We have heard time and again from the Government and elsewhere on the government side that, other things being equal, they believe it is inherently desirable that local boundaries are respected. Can they not, if they wish to do so, come up with different wording which at least reflects the value that they acknowledge we should be attributing to these considerations? Can they not send a signal to the Boundary Commission which says in effect, “If you possibly could, we would be delighted if you were to take account of local boundaries”? Can we not send some signal or instruction to the Boundary Commission saying, “For generations”—ever since 1949, I believe—“you’ve been right to take account of these considerations. Please don’t drop that now. We aren’t trying to tell you that that was wrong. We aren’t trying to tell you that you should go back on that tradition or those values and ignore them. We’re not just giving you a reluctant permission if you really insist on taking account of these things; we would like you to do so if you can somehow manage it”.

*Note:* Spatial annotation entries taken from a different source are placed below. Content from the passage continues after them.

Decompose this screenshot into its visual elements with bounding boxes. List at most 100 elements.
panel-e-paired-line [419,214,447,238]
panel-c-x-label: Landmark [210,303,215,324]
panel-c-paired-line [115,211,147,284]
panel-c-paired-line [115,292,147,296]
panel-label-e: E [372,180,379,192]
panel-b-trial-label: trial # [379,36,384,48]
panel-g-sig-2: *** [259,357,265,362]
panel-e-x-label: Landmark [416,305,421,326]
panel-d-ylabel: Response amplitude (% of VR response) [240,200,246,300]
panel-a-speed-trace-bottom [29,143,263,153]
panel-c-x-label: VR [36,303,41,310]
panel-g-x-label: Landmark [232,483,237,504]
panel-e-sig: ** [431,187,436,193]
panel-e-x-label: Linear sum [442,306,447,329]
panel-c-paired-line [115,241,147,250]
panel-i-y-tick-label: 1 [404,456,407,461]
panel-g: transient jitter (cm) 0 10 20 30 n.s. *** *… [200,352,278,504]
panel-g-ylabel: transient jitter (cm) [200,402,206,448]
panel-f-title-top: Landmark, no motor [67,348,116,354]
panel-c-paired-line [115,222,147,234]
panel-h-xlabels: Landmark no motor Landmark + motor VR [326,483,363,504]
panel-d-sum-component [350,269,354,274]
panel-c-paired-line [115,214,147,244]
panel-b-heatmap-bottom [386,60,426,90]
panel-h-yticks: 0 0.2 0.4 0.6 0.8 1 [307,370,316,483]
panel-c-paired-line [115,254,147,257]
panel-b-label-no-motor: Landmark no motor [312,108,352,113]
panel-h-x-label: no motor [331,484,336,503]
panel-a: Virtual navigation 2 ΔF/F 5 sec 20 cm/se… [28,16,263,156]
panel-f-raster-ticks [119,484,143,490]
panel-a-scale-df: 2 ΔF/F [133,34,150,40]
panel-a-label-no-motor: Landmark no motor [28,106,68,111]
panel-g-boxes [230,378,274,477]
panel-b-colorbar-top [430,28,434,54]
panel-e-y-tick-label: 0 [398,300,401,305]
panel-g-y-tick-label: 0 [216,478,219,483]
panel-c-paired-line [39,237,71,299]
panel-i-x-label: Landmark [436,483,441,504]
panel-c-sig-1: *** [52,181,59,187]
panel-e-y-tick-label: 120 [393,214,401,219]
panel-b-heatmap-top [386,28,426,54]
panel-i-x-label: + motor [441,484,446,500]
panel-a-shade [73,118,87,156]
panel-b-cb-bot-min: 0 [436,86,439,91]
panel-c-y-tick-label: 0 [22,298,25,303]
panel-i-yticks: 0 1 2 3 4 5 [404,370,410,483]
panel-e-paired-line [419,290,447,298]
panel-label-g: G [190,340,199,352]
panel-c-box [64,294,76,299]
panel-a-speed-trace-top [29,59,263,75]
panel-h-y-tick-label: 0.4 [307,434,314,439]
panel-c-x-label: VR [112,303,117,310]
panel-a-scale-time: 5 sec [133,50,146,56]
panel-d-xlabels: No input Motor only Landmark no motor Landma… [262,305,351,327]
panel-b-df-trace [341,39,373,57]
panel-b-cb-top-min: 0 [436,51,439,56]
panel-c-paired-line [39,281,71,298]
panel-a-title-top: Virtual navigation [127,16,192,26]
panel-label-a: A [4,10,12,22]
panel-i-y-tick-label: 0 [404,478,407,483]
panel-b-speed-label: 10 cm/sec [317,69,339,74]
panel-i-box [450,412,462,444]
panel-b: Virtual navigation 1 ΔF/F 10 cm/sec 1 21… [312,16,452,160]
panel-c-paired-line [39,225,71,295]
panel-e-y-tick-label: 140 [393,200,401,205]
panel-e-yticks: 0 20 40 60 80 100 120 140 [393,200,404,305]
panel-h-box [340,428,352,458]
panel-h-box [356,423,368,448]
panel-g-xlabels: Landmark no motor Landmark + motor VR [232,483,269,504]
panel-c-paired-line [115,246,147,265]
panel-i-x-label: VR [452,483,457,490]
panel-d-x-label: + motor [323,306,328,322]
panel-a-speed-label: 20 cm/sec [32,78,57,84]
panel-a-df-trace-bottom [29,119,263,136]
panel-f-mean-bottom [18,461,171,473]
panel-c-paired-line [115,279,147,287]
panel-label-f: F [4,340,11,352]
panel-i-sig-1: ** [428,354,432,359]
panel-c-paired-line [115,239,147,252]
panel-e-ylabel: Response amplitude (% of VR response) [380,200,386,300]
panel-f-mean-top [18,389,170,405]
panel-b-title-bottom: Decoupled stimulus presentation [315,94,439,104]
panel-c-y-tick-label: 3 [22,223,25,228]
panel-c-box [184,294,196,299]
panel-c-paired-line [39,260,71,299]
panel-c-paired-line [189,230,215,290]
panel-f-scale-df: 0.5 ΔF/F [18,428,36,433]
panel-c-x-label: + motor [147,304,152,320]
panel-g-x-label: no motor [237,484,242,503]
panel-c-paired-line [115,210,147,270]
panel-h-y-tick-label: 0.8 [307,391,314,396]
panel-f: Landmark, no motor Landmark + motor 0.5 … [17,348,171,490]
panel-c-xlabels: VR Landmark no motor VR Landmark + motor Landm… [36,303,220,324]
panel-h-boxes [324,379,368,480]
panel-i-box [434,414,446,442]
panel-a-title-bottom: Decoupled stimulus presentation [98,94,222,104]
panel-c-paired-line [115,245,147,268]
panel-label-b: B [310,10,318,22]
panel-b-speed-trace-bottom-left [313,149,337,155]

That surely is the sense of the message that Parliament wants to send to the Boundary Commission—the sense of the message that has been articulated in different ways from all parts of House, including from the noble Lord, Lord Tyler, who has taken an important part in these debates. Surely the Government cannot really, on reflection, be entirely satisfied with this very negative formulation of “may”. I hope they can accept the proposal of my noble friend that the text should be changed to “should”. If not, can they not find some better way of encapsulating the message which, I am sure, in good faith, they themselves have been delivering to us, not just tonight but throughout our deliberations on this Bill?